CVE-2023-29532: 
NixOS vulnerability analysis and mitigation

A local privilege escalation vulnerability (CVE-2023-29532) was discovered in the Mozilla Maintenance Service affecting Firefox < 112, Firefox ESR < 102.10, and Thunderbird < 102.10 on Windows systems. The vulnerability was reported by Holger Fuhrmannek and disclosed on April 11, 2023. The issue allows a local attacker to bypass signature verification of update files by exploiting a write-lock bypass vulnerability when using a malicious SMB server (Mozilla Advisory).

The vulnerability exists in the Mozilla Maintenance Service's update verification process. When updating, the service loads update data from a user-controlled path pointing to a MAR archive. Although signature verification is performed, the file is read twice - once for signature checking and once for the actual update. While the service attempts to write-lock the file to prevent modifications between reads, this lock is ineffective when the file is hosted on an SMB server. This allows an attacker to serve a legitimate signed file during verification and swap it with malicious content before the actual update process (Mozilla Bug).

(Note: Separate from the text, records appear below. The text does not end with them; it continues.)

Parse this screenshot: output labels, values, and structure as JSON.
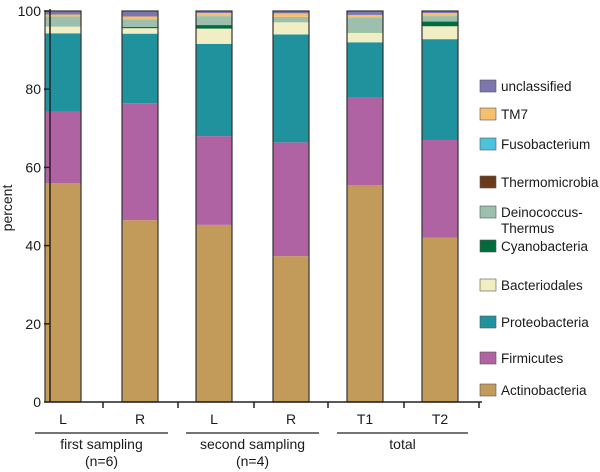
{
  "chart_data": {
    "type": "bar",
    "stacked": true,
    "ylabel": "percent",
    "ylim": [
      0,
      100
    ],
    "yticks": [
      0,
      20,
      40,
      60,
      80,
      100
    ],
    "grid": false,
    "legend_position": "right",
    "categories": [
      "L",
      "R",
      "L",
      "R",
      "T1",
      "T2"
    ],
    "groups": [
      {
        "name": "first sampling",
        "subtitle": "(n=6)",
        "categories": [
          0,
          1
        ]
      },
      {
        "name": "second sampling",
        "subtitle": "(n=4)",
        "categories": [
          2,
          3
        ]
      },
      {
        "name": "total",
        "subtitle": "",
        "categories": [
          4,
          5
        ]
      }
    ],
    "series": [
      {
        "name": "Actinobacteria",
        "color": "#c29a5a",
        "values": [
          56.0,
          46.5,
          45.3,
          37.3,
          55.5,
          42.0
        ]
      },
      {
        "name": "Firmicutes",
        "color": "#b063a3",
        "values": [
          18.2,
          29.9,
          22.7,
          29.1,
          22.3,
          25.0
        ]
      },
      {
        "name": "Proteobacteria",
        "color": "#20929e",
        "values": [
          20.1,
          17.8,
          23.6,
          27.6,
          14.2,
          25.8
        ]
      },
      {
        "name": "Bacteriodales",
        "color": "#f2eec3",
        "values": [
          1.7,
          1.4,
          3.9,
          3.1,
          2.5,
          3.3
        ]
      },
      {
        "name": "Cyanobacteria",
        "color": "#006b3c",
        "values": [
          0.0,
          0.3,
          0.9,
          0.0,
          0.1,
          1.2
        ]
      },
      {
        "name": "Deinococcus-Thermus",
        "color": "#9dbfae",
        "values": [
          2.6,
          2.0,
          2.3,
          1.4,
          3.8,
          1.4
        ]
      },
      {
        "name": "Thermomicrobia",
        "color": "#6b3a1a",
        "values": [
          0.0,
          0.0,
          0.0,
          0.0,
          0.0,
          0.0
        ]
      },
      {
        "name": "Fusobacterium",
        "color": "#4cc3dd",
        "values": [
          0.0,
          0.0,
          0.0,
          0.0,
          0.0,
          0.0
        ]
      },
      {
        "name": "TM7",
        "color": "#f6bf6e",
        "values": [
          0.5,
          0.7,
          0.8,
          0.9,
          0.6,
          0.8
        ]
      },
      {
        "name": "unclassified",
        "color": "#7b76b0",
        "values": [
          0.9,
          1.4,
          0.5,
          0.6,
          1.0,
          0.5
        ]
      }
    ],
    "legend_order": [
      "unclassified",
      "TM7",
      "Fusobacterium",
      "Thermomicrobia",
      "Deinococcus-Thermus",
      "Cyanobacteria",
      "Bacteriodales",
      "Proteobacteria",
      "Firmicutes",
      "Actinobacteria"
    ]
  }
}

The vulnerability allows a local attacker with system access to bypass signature verification and trick the Mozilla Maintenance Service into applying an unsigned malicious update. Since the Maintenance Service runs with SYSTEM privileges on Windows, this can lead to privilege escalation and arbitrary code execution at the highest privilege level. The vulnerability is rated as High severity with a CVSS v3.1 base score of 5.5 (AV:L/AC:L/PR:L/UI:N/S:U/C:N/I:H/A:N) (NVD).

The vulnerability was fixed in Firefox 112, Firefox ESR 102.10, and Thunderbird 102.10. The fix involves loading the update file into RAM and verifying its integrity there rather than relying on file system locks. Users should update to these or later versions to mitigate the vulnerability (Mozilla Advisory).